Infrastructure for KGR runners

Infrastructure-runner overview

Runner name/tag prefix	Runner executor type - Platform
`kgr1`	Kubernetes - Tanzu Kubernetes Grid by Broadcom (VMware)
`kgr2`	Docker - Docker in bwCloud VM
`kgr3`	Kubernetes - microK8s running on bwCloud
`kgr4`	Kubernetes - k3s running on bwCloud

Tanzu cluster - KGR1

Our Kubernetes cluster is build with following specification:

Nodes	Node count	CPU/RAM	Disk - `/`	Disk - `/builds/`
large+	1	8/64	160	80
large	4	8/32	160	80
control plane	3

WARNING ⚠️: The nodes are set as best-effort, it means the Tanzu implementation will try its best to keep up with the specs, but it is not unlikely to be lower.

NOTE 🗒️: There runs no Workload on control plane nodes.

WARNING ⚠️: Experimental runner runs on a standard or a test cluster.

bwCloud - KGR2-4

NOTE 🗒️: Some resources are allocated to docker/kubernetes implementation, host OS of VM, but these wont take as much.

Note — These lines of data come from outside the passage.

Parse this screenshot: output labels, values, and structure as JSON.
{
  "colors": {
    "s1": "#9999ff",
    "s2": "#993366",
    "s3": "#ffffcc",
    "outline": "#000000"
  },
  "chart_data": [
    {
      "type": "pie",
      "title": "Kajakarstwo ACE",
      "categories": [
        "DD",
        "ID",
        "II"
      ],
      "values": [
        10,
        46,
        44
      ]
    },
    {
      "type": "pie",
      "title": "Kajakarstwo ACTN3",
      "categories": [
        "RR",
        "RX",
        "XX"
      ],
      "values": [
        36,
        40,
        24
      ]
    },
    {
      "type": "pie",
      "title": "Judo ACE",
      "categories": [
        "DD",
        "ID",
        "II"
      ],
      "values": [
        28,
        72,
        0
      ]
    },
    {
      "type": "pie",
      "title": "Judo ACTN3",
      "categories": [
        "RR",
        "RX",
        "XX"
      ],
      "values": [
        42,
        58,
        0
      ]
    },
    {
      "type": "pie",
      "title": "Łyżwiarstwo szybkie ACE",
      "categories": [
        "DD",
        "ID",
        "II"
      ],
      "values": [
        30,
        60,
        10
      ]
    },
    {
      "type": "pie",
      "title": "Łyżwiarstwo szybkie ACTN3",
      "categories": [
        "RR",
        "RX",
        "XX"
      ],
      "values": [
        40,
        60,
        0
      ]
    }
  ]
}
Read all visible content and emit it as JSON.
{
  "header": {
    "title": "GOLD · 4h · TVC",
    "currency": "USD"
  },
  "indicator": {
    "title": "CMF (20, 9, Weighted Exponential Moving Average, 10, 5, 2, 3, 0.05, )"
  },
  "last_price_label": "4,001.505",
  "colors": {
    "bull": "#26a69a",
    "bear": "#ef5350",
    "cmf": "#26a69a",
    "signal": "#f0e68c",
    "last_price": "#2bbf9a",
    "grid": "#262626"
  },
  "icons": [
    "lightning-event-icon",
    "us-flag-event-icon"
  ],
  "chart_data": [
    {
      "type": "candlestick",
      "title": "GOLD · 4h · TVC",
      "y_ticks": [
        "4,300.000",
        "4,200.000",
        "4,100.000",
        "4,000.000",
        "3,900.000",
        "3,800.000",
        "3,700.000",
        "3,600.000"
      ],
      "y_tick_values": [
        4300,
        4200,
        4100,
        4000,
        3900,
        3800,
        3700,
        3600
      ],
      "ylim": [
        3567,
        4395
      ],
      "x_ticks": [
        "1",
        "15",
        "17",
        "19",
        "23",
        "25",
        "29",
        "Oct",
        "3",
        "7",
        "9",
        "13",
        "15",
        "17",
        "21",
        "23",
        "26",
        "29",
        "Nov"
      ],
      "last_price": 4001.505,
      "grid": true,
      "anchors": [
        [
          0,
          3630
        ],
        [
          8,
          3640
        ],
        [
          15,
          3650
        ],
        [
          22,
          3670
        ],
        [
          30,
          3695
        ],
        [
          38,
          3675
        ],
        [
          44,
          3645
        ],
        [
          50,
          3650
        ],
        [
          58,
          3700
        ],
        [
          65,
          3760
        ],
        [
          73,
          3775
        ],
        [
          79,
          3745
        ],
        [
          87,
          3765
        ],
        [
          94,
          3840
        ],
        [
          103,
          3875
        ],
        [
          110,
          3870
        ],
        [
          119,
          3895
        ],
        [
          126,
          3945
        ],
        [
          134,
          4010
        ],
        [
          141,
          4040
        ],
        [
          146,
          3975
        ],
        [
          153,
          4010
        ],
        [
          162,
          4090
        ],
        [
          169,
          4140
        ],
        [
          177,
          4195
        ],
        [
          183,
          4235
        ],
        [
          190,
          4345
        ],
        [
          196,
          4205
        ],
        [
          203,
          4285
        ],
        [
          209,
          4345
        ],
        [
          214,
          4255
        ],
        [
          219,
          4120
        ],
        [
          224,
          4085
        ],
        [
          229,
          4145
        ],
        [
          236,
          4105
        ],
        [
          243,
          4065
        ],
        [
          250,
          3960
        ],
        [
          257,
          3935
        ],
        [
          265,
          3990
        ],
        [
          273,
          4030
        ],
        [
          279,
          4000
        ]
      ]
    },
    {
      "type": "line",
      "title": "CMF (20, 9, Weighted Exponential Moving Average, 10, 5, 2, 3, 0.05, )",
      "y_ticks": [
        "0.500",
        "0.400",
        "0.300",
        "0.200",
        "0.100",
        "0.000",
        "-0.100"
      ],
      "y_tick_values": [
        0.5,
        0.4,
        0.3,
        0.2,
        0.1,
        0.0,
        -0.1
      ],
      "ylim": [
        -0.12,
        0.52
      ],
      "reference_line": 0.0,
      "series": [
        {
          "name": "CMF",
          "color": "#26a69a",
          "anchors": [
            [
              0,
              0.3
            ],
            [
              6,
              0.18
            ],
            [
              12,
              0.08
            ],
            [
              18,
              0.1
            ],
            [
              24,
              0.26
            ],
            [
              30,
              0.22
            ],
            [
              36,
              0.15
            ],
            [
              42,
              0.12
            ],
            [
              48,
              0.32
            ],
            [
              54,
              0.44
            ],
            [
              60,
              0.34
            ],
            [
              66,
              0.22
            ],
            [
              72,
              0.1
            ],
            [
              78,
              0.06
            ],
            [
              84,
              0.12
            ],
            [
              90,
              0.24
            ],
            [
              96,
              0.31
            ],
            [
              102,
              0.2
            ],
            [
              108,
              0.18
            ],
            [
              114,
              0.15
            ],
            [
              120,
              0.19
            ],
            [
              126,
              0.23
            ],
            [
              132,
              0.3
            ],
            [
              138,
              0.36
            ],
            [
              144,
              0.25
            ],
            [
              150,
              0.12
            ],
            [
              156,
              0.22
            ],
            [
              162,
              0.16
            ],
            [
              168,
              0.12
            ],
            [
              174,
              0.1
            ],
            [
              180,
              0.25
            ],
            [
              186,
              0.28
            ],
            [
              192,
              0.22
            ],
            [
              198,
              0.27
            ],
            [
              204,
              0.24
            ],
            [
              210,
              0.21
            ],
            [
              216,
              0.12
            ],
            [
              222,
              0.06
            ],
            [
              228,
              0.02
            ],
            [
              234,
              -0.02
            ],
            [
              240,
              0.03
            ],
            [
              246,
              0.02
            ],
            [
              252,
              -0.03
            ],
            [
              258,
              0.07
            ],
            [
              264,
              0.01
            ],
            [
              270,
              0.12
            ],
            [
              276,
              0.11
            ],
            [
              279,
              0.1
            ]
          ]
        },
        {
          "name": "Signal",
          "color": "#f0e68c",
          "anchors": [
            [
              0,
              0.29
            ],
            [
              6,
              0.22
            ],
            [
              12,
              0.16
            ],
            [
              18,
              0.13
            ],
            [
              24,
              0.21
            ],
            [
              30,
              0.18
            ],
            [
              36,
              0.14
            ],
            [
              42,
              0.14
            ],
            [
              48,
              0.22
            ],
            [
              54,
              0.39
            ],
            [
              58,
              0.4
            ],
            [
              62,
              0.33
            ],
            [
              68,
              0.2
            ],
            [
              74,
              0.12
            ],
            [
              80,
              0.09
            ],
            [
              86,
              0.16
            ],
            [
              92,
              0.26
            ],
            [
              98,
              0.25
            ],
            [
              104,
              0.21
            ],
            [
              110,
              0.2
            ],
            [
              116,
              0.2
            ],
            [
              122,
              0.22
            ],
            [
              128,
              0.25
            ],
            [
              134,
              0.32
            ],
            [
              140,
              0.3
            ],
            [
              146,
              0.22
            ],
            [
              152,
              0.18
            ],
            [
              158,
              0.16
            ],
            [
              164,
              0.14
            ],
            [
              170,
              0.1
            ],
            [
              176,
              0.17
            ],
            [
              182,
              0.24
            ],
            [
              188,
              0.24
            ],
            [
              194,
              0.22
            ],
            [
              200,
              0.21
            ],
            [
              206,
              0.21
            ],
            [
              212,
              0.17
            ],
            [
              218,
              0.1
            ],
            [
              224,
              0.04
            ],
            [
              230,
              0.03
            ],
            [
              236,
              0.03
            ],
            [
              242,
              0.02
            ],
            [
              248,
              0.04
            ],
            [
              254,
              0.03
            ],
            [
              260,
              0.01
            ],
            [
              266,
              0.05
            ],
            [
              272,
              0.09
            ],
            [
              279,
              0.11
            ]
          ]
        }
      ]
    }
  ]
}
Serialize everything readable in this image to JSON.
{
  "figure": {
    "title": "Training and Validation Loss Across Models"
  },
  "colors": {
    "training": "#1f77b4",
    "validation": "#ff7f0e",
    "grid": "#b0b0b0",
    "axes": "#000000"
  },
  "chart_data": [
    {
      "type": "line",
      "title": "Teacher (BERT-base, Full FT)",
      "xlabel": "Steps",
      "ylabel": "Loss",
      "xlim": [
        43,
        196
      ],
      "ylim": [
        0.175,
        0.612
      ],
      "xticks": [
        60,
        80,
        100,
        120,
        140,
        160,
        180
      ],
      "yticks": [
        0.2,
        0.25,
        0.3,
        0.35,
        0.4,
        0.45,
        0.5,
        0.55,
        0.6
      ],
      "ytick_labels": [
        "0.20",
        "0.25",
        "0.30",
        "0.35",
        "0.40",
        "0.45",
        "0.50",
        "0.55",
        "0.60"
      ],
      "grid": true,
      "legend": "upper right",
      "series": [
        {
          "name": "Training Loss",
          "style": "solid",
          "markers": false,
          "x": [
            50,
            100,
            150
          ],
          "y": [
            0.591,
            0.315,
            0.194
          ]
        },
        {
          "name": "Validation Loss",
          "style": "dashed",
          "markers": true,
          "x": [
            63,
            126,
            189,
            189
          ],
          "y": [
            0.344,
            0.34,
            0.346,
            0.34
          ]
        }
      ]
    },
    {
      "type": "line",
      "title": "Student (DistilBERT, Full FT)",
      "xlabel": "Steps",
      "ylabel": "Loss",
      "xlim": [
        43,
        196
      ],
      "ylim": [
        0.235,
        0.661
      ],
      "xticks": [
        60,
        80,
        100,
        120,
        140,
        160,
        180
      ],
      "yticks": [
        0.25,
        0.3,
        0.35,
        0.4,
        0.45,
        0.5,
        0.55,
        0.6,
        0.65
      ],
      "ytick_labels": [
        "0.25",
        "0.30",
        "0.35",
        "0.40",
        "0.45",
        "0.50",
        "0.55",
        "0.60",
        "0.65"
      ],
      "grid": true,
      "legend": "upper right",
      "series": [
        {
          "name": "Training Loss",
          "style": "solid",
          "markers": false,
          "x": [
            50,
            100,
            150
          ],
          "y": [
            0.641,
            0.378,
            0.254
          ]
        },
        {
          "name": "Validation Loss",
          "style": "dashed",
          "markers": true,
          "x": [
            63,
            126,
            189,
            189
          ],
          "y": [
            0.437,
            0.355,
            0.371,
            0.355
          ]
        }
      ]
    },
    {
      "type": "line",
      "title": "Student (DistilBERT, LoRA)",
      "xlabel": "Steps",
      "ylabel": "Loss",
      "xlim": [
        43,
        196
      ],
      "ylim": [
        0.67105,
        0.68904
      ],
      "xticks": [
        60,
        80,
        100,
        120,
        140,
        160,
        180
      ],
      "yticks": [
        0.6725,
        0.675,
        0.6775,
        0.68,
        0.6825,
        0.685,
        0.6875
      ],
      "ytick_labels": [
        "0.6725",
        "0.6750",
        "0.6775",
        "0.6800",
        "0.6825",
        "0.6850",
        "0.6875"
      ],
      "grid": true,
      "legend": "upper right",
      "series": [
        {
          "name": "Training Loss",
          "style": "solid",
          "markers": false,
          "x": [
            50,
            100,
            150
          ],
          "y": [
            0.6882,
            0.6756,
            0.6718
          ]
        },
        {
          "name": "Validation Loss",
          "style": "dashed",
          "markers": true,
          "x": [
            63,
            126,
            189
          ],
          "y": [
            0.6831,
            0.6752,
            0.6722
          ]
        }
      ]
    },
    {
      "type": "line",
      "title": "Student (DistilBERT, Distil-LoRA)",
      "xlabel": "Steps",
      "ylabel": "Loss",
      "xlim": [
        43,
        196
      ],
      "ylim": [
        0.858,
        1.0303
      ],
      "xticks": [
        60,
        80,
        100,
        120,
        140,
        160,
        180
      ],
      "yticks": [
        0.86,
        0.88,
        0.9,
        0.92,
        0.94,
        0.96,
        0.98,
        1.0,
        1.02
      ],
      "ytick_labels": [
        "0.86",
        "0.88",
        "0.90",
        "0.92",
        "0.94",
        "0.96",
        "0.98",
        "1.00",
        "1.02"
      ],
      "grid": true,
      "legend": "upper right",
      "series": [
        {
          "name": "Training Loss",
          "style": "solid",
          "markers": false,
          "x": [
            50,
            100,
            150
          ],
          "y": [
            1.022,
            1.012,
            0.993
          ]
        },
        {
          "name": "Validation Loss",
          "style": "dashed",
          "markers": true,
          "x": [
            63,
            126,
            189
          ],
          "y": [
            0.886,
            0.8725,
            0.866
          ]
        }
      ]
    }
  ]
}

Runner and its VM's	Node count	CPU/RAM	Disk - `/`
kgr2-instance-hugedisk
medium	1	4/8	128
kgr2-instance-standard
xlarge	1	8/16	128
kgr3-instance-standard
xlarge	1	8/16	128
kgr4-instance-standard
xlarge	1	8/16	128

Parameter explanation ℹ️

Runner and its VM's: grouping of runners and its nodes
Nodes: group of nodes
Node count: How many node of this type is available
CPU/RAM: amount of resources, memory is in GiB
Disk - /: mounted disk in GiB size on root for jobs. The storage is shared across jobs and processes on whole node, so the value is purely informational
Disk /builds/: mounted disk size in GiB for repository directories (build directory). The storage is shared across jobs on whole node, so the value is purely informational (in case of no /builds/ the space is on the same disk as /)

The relation between node sizes and runner sizes - Kubernetes runners

The nodes and runner sizes are tightly connected. Here is connection between medium node and standard runner represented on rules for request (guaranteed values for jobs, lower value) and for limit (limiting values for jobs, upper value)

Request and limit:
- Design node - 4 CPU cores node with 16 GB Memory
- The request is made in a way that 3 runners (1 main and 1 helper container) can run design node
- The limit is made in a way that 2 runners (1 main, 1 helper and 1 service container) can run on design node
Overwrite values (advanced user can set in pipeline specification)
- The limit overwrite is set so 2 runners (1 main and helper container) can run on large node
- The request overwrite is just set under the limit overwrite
Service container overwrite
- Service and helper container overwrite values are just made to be higher than the standard
Storage
- ephemeral storage is following these rules as well, however less tightly

cluster node runner size relations Diagram illustrates Size relations between runner values for request and limit and node size It shows the design size of the node (virtual unit used to plan the size of the runners). The standard runners are then so designed that, two fit with inside while using maximum resources possible for main and helper container. While the request is made in a way that even when using service, main and helper container there can three runner fit inside of one design node.

WARNING ⚠️: Resource limitation other then runner workload

There is a bit of reserve on each node even with three pods at request values.

There will be other workload at the time, like monitoring, so the real deployment situation will differ.

With usage of best-effort nodes on "kgr1 cluster" the node size might differ.